Since he is going to be 17 in a few months child services said that they don’t want to touch this case. He is allowed to make his own decision. He doesn’t have to emancipate, nor does he have to ask anyone to take on legal custody. When I told him this he was so relieved. He could not believe he did not have to go back. He was hesitant and thought if she shows up he would have to go back but I assured him he does not. The cops will make sure that he stays where he wants to stay.

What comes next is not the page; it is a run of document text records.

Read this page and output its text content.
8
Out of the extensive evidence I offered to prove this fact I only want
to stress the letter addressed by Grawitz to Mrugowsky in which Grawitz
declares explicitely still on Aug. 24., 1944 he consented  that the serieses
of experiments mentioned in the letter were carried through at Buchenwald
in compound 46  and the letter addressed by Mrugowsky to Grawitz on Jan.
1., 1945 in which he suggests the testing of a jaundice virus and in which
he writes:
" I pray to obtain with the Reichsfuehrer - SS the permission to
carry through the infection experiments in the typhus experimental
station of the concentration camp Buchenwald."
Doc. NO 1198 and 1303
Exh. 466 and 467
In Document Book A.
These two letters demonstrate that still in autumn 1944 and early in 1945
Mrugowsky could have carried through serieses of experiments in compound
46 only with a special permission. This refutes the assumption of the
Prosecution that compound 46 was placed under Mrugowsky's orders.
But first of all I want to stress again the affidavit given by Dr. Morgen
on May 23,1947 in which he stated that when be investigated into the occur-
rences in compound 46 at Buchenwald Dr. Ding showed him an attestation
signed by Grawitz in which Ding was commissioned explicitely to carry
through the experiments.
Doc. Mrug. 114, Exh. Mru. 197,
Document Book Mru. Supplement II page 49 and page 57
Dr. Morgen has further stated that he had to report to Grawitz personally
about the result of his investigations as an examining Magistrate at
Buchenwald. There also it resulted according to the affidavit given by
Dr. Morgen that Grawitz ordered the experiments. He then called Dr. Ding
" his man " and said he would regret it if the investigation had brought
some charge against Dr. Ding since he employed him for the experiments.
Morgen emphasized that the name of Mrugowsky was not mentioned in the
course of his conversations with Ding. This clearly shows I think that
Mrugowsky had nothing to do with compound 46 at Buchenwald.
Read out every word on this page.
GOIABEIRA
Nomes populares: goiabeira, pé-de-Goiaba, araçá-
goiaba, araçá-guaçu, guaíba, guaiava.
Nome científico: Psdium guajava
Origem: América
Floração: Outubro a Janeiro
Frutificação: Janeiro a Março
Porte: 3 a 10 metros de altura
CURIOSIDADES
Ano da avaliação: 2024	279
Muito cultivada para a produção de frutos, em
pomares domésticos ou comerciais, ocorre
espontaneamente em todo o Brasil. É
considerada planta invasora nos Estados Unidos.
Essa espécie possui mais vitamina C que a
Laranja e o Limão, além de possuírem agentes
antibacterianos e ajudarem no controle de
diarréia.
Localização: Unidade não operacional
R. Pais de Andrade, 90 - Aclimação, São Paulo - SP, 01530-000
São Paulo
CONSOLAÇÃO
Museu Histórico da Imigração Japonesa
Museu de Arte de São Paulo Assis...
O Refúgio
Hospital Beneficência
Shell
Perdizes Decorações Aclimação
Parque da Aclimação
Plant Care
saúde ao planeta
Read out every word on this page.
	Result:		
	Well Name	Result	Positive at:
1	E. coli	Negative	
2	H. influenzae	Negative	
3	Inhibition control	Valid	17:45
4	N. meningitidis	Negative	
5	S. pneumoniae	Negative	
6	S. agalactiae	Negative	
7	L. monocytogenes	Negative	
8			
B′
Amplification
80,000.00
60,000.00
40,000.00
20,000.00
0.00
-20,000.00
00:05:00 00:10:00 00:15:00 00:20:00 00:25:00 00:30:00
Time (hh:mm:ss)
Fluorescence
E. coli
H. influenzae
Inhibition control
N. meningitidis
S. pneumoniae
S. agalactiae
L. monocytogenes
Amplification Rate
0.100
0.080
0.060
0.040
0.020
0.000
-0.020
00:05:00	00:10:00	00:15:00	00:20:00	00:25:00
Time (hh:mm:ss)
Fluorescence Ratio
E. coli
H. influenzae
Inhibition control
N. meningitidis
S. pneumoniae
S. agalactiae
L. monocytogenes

On one note I feel like I betrayed a friend because I knew this is not what she wanted. But on the flip side of this a boy was needing my help from a toxic environment and I had to do what I can to be supportive in his decisions. I hated the way things turn out. Very sad. Am I sorry, no! Absolutely not. I have seen a change in this boy, a complete 180. He is such a good kid. I see a great future for him, and excited to watch him grow into the man he chooses. He got one great year of non drama in front of him.
He reconnected with his father and brother he hasn’t seen since he was little. What a reunion that was. Reconnecting with cousins, aunties, and grandparents which was very emotional for them. Tears of joy is what I watched from each one of them. This boy has love all around him. And now it is up to him to stay connected to his family or not. His choice!
So even though I feel like I betrayed a friend I do believe I did the right thing by helping. This is what she wanted and was preparing for. She can no longer blame anyone for their miserable life choices. O I guess she can blame me. Bottom line she needs to look in a mirror and see who is really to blame. And go get help. Once she can come to terms with that maybe she will go get help.
My only wish is hope that he can forgive her. And she can forgive herself. Everyone deserves a second chance. So maybe one day they can reconnect and build a better relationship. I know he hurts, I know he does care. I told him to remember she does love him. We only get one mom or dad. She can’t hurt him anymore so maybe knowing that they can build a different relationship. Who knows. This is me wishing for everyone to forgive! But to get forgiveness you have to find it within yourself and forgive your part in this, and just say sorry!
Forgiveness heals, closure is important for the soul. I know she won’t ever forgive me and that is ok. I don’t need it. We all lost something here. But someone did gain something and that is this boy. And it was all worth the sacrifice of losing a one sided friendship.
No one should be treated with disrespect. If you want respect you need to give respect. Talking down to your children or anyone is just wrong on so many levels. We need to remember we are their parents. We need to praise them, raise them, and teach them with hard work and dedication that they can achieve anything they want in life.
Accepting change is hard, owning your part is harder. Not everyone is going to like you so you need to be okay with it. Surround yourself with nice people, people who are positive, people who are just all around good people. Let go of toxic relationships. You will be so much more happier without them in your life.
We all have another side. We are not perfect we are human. We make mistakes. Own your part! Accept help! Get help!